BERMAN: Erik Estrada on line B.

AVLON: There you go.

BERMAN: It's "CHIPS." It was the best, like, 1981 show that was out there. Erik Estrada and Larry Wilcox as California Highway Patrol officers.

COLLINS: Uh huh.

BERMAN: It was really -- it was really good. And then they left one season and that was highly controversial, but then they came back. It's -- you know, it all ended well.

COLLINS: If you also didn't get that, that's fine. Neither did I. But we won't tell the Johns.

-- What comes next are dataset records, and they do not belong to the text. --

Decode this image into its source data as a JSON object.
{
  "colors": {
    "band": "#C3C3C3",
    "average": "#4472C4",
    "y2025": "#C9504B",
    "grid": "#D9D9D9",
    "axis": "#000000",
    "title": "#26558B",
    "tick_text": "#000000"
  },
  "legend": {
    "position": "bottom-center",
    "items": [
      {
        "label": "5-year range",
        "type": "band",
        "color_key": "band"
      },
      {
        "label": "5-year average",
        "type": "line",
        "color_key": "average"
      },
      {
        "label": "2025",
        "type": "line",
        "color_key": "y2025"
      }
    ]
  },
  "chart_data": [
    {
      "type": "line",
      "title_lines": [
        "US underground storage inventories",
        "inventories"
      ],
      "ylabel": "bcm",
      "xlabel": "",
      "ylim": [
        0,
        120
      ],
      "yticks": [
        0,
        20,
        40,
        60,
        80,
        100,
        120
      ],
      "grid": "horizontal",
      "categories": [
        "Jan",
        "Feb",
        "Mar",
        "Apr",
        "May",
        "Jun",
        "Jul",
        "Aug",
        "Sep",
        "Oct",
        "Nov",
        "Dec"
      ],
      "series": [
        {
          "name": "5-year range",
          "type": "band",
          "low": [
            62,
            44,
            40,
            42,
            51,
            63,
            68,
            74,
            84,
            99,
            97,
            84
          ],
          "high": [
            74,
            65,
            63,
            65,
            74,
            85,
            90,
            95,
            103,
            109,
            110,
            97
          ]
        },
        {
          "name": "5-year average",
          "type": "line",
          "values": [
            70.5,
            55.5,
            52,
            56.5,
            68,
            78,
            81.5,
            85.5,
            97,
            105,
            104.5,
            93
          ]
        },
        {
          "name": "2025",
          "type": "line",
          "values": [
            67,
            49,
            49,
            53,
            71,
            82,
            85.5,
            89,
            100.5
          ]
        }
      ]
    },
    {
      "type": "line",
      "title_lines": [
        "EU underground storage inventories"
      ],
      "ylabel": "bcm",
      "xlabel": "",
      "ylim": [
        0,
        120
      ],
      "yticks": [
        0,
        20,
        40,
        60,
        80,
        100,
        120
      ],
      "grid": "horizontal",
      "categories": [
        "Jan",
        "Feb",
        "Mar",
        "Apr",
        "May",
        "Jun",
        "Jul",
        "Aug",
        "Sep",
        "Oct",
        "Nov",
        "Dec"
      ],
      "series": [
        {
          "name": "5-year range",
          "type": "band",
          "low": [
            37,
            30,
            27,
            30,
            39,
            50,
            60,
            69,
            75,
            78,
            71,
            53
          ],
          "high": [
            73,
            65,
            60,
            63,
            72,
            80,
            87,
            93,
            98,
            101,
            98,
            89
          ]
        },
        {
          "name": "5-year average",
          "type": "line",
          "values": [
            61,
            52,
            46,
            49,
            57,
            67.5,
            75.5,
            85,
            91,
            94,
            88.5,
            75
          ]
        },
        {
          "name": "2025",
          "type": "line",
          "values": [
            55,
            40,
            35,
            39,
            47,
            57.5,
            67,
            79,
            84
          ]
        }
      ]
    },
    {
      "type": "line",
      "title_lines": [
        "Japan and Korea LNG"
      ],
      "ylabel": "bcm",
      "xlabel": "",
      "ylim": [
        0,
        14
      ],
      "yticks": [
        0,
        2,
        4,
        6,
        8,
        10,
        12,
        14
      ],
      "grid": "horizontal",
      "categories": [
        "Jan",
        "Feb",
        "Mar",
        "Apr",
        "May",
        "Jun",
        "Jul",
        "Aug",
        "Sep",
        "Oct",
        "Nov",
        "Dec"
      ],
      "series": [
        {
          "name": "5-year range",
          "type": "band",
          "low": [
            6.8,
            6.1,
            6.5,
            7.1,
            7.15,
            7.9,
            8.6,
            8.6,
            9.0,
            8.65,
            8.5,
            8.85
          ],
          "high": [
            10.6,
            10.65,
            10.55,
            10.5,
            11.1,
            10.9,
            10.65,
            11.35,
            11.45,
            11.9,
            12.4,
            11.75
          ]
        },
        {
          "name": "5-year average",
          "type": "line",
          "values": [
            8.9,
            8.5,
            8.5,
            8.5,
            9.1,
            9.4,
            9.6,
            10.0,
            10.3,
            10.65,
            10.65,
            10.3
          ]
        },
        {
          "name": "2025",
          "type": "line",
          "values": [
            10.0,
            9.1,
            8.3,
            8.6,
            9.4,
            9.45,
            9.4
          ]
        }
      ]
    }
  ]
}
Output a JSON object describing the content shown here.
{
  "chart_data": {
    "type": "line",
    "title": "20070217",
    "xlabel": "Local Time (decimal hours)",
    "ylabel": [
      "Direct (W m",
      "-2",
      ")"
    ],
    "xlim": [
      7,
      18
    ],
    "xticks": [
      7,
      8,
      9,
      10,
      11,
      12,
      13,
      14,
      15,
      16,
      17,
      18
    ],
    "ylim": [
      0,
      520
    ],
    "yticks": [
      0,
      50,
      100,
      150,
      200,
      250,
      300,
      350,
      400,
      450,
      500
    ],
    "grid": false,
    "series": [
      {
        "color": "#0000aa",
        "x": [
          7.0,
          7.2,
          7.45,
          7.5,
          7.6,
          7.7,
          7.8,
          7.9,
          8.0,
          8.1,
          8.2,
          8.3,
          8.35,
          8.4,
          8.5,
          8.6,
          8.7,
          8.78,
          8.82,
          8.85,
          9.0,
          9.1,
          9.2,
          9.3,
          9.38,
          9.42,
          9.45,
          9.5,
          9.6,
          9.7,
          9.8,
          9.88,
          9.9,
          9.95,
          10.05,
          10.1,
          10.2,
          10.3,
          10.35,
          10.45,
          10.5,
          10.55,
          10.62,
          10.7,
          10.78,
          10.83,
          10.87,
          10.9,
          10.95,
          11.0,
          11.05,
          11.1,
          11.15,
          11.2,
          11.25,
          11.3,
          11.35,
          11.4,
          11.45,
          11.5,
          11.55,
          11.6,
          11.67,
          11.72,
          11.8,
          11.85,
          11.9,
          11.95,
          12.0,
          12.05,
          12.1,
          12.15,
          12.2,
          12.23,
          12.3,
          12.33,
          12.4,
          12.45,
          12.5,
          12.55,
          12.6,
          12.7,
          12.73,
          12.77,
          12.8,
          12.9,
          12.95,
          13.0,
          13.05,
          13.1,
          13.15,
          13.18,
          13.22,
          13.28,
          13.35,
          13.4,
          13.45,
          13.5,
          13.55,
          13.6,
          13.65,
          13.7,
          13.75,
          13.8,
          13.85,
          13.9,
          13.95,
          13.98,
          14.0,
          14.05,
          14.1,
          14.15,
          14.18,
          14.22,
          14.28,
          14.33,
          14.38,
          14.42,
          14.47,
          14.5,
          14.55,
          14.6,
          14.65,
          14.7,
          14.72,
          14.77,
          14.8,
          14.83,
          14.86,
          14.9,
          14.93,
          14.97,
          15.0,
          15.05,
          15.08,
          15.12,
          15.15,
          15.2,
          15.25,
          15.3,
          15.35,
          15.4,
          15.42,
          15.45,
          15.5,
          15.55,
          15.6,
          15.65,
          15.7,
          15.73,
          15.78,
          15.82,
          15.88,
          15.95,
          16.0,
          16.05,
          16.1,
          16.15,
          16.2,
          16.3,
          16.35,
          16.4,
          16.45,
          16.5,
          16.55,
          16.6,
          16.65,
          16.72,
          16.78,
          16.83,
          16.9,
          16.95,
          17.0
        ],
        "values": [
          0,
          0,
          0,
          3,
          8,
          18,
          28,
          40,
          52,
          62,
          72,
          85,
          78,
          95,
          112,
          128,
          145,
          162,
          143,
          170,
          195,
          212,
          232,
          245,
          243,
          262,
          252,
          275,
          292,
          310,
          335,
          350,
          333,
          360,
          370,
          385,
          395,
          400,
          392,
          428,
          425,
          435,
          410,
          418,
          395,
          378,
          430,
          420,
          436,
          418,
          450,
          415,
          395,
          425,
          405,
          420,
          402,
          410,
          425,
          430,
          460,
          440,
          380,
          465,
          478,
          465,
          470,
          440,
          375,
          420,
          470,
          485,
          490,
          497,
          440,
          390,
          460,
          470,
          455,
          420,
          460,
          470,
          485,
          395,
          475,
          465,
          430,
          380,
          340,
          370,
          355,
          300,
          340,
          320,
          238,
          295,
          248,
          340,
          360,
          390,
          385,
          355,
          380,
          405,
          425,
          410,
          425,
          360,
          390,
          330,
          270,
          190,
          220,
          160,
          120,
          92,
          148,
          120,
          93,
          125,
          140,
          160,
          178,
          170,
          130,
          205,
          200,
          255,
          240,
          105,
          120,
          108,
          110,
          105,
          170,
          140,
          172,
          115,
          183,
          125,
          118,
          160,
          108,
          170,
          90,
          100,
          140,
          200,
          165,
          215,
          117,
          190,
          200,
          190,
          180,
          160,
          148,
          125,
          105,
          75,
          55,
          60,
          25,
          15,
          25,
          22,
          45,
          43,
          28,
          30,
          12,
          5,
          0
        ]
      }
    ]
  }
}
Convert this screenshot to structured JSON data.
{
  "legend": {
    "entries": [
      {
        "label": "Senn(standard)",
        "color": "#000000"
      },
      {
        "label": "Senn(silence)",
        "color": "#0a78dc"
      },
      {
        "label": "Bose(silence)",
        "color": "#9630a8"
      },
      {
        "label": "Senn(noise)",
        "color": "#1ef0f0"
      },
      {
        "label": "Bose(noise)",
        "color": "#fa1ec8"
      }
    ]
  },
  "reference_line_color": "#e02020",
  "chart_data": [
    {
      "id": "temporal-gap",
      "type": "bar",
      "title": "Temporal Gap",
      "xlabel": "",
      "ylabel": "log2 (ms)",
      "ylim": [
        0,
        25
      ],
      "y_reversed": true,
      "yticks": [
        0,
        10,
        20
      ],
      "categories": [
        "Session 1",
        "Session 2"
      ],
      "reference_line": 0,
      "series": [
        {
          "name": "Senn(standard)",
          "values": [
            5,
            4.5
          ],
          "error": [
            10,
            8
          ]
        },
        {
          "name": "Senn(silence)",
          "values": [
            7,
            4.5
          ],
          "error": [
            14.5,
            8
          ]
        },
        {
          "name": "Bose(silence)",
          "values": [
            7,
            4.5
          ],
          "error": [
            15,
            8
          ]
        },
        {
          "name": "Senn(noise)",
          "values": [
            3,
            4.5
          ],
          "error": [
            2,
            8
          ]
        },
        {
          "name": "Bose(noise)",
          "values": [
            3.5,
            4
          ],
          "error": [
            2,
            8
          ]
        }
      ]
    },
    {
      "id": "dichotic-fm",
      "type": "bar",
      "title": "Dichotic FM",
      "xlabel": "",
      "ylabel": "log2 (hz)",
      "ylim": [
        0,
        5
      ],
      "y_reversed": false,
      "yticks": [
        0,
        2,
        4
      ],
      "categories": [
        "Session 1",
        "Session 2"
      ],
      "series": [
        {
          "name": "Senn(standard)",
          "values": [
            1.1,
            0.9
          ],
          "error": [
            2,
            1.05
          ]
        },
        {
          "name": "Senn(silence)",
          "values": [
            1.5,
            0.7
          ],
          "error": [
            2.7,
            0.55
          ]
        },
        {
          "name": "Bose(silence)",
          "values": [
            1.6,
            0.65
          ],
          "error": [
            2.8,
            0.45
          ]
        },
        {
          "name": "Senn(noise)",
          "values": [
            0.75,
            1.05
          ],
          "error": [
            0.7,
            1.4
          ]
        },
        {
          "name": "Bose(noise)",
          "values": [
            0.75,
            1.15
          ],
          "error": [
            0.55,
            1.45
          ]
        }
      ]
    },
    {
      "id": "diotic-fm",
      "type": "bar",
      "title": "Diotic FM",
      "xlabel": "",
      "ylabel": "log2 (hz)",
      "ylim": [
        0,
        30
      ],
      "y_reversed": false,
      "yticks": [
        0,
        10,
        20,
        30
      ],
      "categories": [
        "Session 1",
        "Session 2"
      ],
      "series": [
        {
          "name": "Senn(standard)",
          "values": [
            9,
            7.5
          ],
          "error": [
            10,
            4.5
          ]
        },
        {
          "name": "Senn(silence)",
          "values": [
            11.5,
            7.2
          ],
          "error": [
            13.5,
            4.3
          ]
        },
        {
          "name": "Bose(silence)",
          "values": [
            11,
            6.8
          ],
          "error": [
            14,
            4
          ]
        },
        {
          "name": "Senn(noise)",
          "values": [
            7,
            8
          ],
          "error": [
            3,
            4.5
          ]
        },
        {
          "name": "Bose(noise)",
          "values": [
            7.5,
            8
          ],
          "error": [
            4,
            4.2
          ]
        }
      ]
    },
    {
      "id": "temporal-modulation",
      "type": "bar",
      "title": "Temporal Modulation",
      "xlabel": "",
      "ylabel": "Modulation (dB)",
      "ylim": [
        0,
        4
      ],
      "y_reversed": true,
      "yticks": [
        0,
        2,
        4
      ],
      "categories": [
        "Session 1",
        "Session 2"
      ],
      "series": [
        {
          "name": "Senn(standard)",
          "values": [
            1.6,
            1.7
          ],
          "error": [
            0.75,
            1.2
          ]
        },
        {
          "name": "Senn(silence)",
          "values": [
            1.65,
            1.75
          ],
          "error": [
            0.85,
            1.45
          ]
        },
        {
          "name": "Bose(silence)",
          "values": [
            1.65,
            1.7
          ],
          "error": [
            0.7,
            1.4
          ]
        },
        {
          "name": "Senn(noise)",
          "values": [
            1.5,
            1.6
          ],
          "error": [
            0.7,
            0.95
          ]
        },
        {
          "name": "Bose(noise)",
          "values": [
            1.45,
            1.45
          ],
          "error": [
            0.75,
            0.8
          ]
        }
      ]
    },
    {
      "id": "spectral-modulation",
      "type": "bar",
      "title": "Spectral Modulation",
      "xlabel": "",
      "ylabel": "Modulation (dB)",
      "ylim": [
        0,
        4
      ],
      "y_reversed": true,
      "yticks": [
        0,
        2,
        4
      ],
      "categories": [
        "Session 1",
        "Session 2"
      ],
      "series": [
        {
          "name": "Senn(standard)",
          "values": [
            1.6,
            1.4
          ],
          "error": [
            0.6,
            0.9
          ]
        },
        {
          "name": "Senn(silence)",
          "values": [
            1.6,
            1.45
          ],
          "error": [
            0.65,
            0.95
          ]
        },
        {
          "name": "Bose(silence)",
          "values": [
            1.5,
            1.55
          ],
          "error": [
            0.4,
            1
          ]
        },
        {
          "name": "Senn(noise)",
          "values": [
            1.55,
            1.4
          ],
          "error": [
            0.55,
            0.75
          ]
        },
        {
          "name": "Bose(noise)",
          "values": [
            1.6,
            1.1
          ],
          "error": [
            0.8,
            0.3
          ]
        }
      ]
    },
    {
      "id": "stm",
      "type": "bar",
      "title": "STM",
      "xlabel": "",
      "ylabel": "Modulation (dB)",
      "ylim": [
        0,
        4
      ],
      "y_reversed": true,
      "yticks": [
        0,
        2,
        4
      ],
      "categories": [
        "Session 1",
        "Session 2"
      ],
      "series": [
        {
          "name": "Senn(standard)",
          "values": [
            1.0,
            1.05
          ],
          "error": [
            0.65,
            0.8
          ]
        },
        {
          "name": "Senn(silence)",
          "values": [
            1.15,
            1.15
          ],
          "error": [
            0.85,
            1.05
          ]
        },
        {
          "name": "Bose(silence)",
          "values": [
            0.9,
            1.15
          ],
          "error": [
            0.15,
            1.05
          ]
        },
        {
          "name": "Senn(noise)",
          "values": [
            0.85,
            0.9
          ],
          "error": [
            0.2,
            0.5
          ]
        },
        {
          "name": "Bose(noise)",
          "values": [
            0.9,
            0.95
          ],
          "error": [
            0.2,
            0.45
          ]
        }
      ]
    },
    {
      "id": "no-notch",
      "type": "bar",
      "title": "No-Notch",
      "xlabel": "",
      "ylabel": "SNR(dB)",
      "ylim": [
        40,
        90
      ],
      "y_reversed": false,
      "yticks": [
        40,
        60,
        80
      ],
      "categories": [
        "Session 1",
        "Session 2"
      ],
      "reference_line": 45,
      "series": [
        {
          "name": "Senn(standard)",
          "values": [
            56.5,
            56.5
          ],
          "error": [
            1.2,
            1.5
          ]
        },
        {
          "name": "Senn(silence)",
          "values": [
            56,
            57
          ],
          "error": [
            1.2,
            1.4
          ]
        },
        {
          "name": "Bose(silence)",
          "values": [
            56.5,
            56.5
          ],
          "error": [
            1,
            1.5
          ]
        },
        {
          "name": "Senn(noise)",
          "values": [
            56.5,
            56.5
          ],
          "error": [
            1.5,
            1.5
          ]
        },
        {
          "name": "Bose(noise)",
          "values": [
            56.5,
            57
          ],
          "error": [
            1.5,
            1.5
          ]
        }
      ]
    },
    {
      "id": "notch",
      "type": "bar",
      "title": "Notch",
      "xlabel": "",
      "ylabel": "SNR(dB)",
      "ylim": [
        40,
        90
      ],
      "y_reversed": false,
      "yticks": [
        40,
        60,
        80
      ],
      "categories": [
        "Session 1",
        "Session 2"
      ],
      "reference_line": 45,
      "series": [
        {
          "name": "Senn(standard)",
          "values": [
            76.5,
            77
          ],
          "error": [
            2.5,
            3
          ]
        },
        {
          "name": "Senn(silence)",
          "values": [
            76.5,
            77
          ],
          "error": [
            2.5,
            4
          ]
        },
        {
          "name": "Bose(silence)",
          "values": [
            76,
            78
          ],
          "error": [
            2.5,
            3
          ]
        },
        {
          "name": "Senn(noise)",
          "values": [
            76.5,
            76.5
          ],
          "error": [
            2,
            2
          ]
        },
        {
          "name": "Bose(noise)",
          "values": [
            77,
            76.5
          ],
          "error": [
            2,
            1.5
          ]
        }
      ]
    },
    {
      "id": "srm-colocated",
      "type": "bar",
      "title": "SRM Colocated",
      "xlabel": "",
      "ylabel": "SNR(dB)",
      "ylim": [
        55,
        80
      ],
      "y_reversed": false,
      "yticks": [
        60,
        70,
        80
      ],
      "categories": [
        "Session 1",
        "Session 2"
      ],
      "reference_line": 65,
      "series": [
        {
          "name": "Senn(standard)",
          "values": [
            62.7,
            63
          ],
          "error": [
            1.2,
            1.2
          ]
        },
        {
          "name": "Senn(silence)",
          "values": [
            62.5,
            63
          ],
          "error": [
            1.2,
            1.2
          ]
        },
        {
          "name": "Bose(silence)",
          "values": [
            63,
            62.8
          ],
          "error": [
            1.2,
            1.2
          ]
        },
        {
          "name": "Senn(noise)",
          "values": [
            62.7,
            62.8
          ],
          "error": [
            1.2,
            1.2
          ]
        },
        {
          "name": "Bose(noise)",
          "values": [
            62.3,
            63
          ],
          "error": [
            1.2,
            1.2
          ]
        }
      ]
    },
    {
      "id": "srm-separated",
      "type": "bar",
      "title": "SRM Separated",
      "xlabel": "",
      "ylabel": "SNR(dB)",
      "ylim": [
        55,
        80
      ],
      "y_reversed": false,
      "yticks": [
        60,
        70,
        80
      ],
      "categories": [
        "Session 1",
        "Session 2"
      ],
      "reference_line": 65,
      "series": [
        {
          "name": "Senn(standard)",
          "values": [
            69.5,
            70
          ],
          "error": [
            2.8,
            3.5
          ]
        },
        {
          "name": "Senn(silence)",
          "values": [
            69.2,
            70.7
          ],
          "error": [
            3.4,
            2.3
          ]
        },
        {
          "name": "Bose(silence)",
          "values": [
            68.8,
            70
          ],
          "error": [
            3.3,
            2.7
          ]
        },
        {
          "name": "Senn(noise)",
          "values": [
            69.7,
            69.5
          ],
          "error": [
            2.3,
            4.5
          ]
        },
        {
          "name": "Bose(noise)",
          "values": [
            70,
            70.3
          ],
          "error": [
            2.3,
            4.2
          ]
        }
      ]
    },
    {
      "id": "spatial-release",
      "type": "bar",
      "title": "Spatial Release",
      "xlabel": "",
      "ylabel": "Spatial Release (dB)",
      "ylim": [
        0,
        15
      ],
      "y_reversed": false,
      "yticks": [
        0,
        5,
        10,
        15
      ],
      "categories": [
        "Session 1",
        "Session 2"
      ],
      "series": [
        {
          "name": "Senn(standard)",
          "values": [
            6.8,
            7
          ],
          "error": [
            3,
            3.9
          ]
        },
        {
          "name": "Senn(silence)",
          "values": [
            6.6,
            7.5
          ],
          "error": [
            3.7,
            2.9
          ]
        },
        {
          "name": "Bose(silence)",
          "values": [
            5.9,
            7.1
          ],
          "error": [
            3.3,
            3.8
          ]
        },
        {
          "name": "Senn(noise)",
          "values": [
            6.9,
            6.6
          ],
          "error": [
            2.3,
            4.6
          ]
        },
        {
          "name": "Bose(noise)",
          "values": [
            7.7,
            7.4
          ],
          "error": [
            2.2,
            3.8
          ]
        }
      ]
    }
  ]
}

NEW DAY does continue right now.

BERMAN: Welcome to our viewers here in the United States and all around the world. It is Monday, July 18. I'm John Berman. Brianna is off. Chief White House correspondent Kaitlin Collins is here. Great to have you.

COLLINS: Even if I don't get all the jokes, they still let me sit next to John.

BERMAN: You'll have a full week to study up on "CHIPS."

So, a report by Texas lawmakers investigating the Uvalde school massacre outlines systemic failures and egregious poor decision-making by multiple law enforcement agencies. It describes a, quote, lackadaisical approach by those on the scene of the shooting where 19 children and two teachers were killed.

Nearly 400 officers -- 400 were at the Robb Elementary School that day. The report says they failed to prioritize saving innocent lives over their own safety. They failed to adhere to active shooter training. The police chief failed to assume his responsibility of incident command.

The school, itself, was also cited. The report said a lockdown was delayed by poor Wi-Fi connectivity. There were recurring problems with maintaining locks and doors.


POLICE OFFICER: Shots fired! Get inside! Go! Go! Go!


COLLINS: There's also some upsetting new video -- body camera footage that gives us a close-up view of the action.